- Battle of El Dher: Part of Somali Civil War and Somali civil war (2009–present)
| Date | 8 June 2024 04:00—09:11 |
| Location | El Dher District4°05′19″N 47°05′09″E﻿ / ﻿4.08861°N 47.08583°E |
| Result | Al-Shabaab initial success ; FGS secured the town post victory – see § Result; |

Belligerents
- Al-Shabaab: Somalia Galmudug ATMIS

Commanders and leaders
- Unknown: Lt. Col. Yonis Hassan Sabriye † Lt. Col. Abdulle Mohamud Abdi †

Units involved
- Al-Shabaab Unknown;: Somali Armed Forces Somali National Army; Galmudug Security Force; Ma'awisley militia; US AFRICOM

Casualties and losses
- 60+ militants killed (Somali Government claim): 59+ SNA killed (Al-Shabaab claim) 5 killed (Somali Government claim)

= 2024 El Dher attack =

Battle in the Al-Shabaab attack on El Dher Town (2024)

On June 8, 2024, Al-Shabaab militants attacked four military bases and overran the town of El Dher for several hours, killing many soldiers of the Somali National Force. The militants were eventually defeated by a U.S.-assisted airstrike. This was the deadliest terrorist attack since the Aws Wayne debacle.

== Background ==
For months, security observers believed Al-Shabaab was going to attack El-Dher and Harardhere as both towns host forward operating bases. President Hassan Sheikh Mohamud visited both towns in early April to show solidarity with the forces. Al-Shabaab had previously attacked Harardhere in late April, but government troops repulsed that attack and inflicted losses on Al-Shabaab.

== Attack ==
The attack on El Dher began at pre-dawn around 4 am local time on Saturday with Al-Shabaab employing three suicide vehicle-borne improvised explosive devices (SVBIEDs) to breach the defenses of the Somali National Army bases. The initial assault caused confusion and panic both SNA and (Macawisley) forces, leading some to flee their positions. The militants detonated explosives on at least two camps, followed by an infantry attack.

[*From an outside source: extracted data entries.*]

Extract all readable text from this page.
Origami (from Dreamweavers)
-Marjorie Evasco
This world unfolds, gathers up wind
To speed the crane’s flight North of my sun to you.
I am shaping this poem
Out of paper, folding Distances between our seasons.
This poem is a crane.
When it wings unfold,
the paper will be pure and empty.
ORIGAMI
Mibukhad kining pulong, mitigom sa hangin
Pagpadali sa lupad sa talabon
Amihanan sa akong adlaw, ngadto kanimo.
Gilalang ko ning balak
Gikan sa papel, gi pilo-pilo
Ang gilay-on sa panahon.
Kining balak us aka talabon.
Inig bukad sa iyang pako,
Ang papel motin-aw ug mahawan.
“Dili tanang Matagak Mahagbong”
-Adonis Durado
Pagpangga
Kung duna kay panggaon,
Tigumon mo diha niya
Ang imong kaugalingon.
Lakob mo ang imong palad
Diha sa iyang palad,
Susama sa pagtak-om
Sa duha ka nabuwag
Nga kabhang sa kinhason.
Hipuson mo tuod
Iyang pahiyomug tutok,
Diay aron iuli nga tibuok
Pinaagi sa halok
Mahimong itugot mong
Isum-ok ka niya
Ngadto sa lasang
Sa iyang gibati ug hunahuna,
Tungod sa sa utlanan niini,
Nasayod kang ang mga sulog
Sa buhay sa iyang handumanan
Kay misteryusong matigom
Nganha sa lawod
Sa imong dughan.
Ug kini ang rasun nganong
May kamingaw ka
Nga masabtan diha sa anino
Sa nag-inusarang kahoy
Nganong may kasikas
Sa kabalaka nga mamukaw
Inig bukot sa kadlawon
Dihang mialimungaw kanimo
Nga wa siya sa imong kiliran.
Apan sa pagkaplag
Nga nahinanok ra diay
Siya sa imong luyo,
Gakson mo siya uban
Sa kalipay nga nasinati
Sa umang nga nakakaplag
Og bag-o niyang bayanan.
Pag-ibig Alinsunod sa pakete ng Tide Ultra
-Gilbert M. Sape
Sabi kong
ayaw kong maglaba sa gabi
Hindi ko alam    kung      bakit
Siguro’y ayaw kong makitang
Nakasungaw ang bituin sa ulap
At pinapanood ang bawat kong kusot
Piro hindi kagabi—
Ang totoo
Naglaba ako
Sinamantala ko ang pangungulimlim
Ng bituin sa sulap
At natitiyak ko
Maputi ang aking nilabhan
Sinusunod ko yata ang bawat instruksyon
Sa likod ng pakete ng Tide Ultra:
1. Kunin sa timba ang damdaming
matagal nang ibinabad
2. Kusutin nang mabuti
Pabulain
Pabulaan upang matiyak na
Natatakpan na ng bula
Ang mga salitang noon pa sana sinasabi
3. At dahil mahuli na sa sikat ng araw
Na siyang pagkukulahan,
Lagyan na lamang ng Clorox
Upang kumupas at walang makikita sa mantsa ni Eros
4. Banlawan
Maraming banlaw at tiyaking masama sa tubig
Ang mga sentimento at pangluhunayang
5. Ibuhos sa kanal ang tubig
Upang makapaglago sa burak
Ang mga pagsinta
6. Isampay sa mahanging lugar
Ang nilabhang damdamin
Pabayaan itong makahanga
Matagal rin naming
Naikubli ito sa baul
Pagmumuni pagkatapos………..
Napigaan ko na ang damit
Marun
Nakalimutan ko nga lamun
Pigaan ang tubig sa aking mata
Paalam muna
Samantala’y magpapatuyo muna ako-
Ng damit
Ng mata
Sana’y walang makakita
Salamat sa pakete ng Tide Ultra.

Government forces reportedly launched a counterattack with the support of airstrikes, attempting to regain control of the situation. The fighting lasted for hours, and reinforcement forces from Masagaway town ambushed Al-Shabaab, inflicting losses on the militant fighters.

== Aftermath ==

=== Result ===
In the aftermath of the battle, conflicting claims emerged from both sides. The Somali government claimed to have killed 47 Al-Shabaab fighters, although no bodies were presented as evidence. They reported that 9 militants were killed in the first phase of the attack outside El-Dheer, followed by an ambush near Ali Yabaal village where 18 militants were killed. An airstrike targeted the remaining Al-Shabaab fighters in Ali Yabaal village, killing at least 20 fighters.

On the other hand, Al-Shabaab claimed to have killed dozens of SNA soldiers and Macawisley militia members, including two colonels, which was partially confirmed by Facebook obituaries. Al-Shabaab also claimed to have killed 59 soldiers and fighters and published purported pictures of their fighters in at least one camp they claimed to have overrun.

Two military officers, Colonel Yonis Hassan Sabriye and Colonel Abdulle Mohamud Abdi, were confirmed killed in the attack. Communication in the town has been restored, and Somali officials stated that the militants suffered heavy losses.

=== Reactions ===
Former President Sharif Sheikh Ahmed condemned the attack and suggested three measures the government could take to prevent Al-Shabaab ambushes.

Turkish Ministry of Foreign Affairs released statement regarding the terrorist attack in Somalia.